Each project contains files that are created and manipulated by the user. All files in the workspace are directly accessible to the standard programs and tools of the underlying operating system. Tools integrated with the Platform are provided with API for dealing with workspace resources (the collective term for projects, files, and folders). Workspace resources are represented by adaptable objects so that other parties can extend their behavior.
Workbench
Unlike SWT and JFace, which are both general purpose UI toolkits, the workbench provides the UI personality of the Eclipse Platform, and supplies the structures in which tools interact with the user. Because of this central and defining role, the workbench is synonymous with the Eclipse Platform UI as a whole and with the main window the user sees when the Platform is running (see Figure 1). The workbench API is dependent on the SWT API, and to a lesser extent on the JFace API. The workbench implementation is built using both SWT and JFace; Java AWT and Swing are not used.
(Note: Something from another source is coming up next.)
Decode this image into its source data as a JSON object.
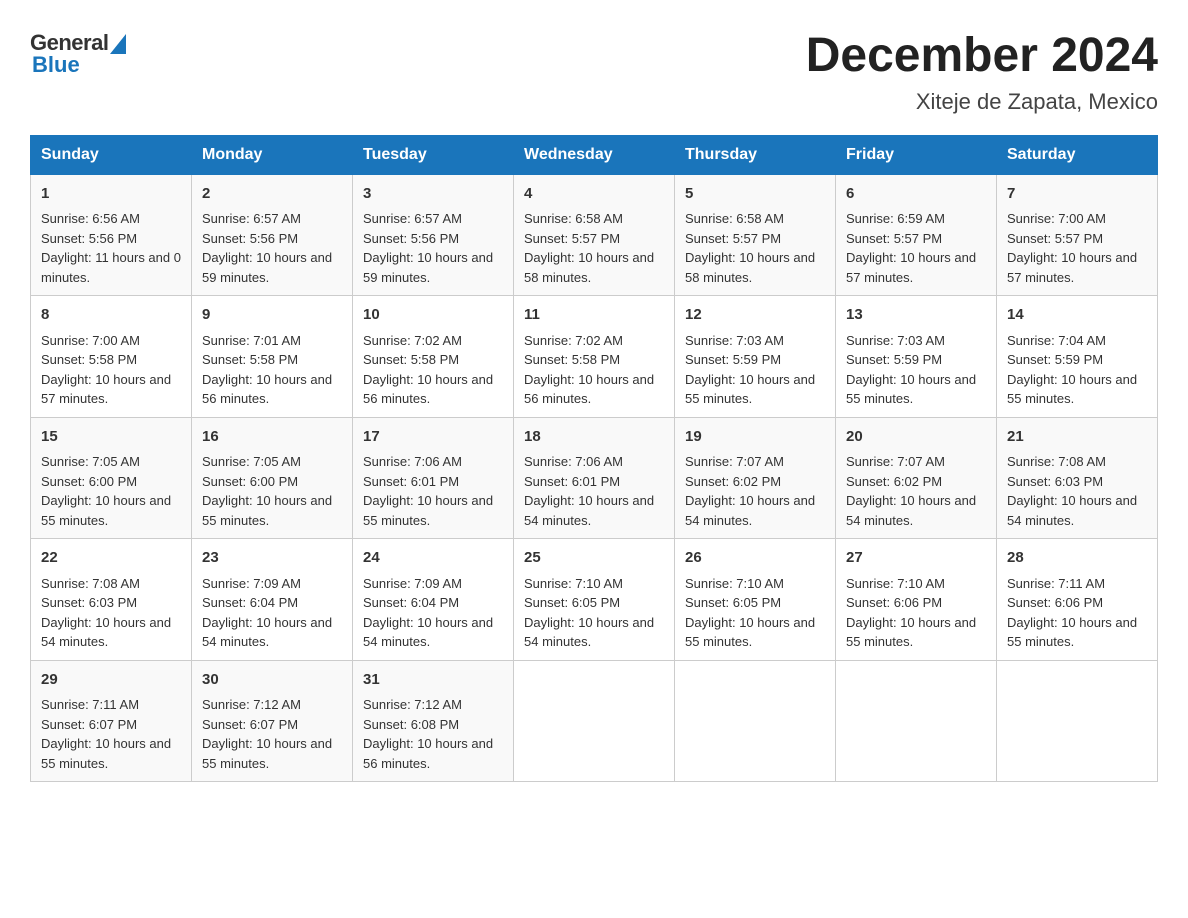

The Eclipse Platform UI paradigm is based on editors, views, and perspectives. From the user's standpoint, a workbench window consists visually of views and editors. Perspectives manifest themselves in the selection and arrangements of editors and views visible on the screen.
Editors allow the user to open, edit, and save objects. They follow an open-save-close lifecycle much like file system based tools, but are more tightly integrated into the workbench. When active, an editor can contribute actions to the workbench menus and tool bar. The Platform provides a standard editor for text resources; more specific editors are supplied by other plug-ins.
Views provide information about some object that the user is working with in the workbench. A view may assist an editor by providing information about the document being edited. For example, the standard content outline view shows a structured outline for the content of the active editor if one is available. A view may augment other views by providing information about the currently selected object. For example, the standard properties view presents the properties of the object selected in another view. Views have a simpler lifecycle than editors: modifications made in a view (such as changing a property value) are generally saved immediately, and the changes are reflected immediately in other related parts of the UI. The Platform provides several standard views (see Figure 1); additional views are supplied by other plug-ins.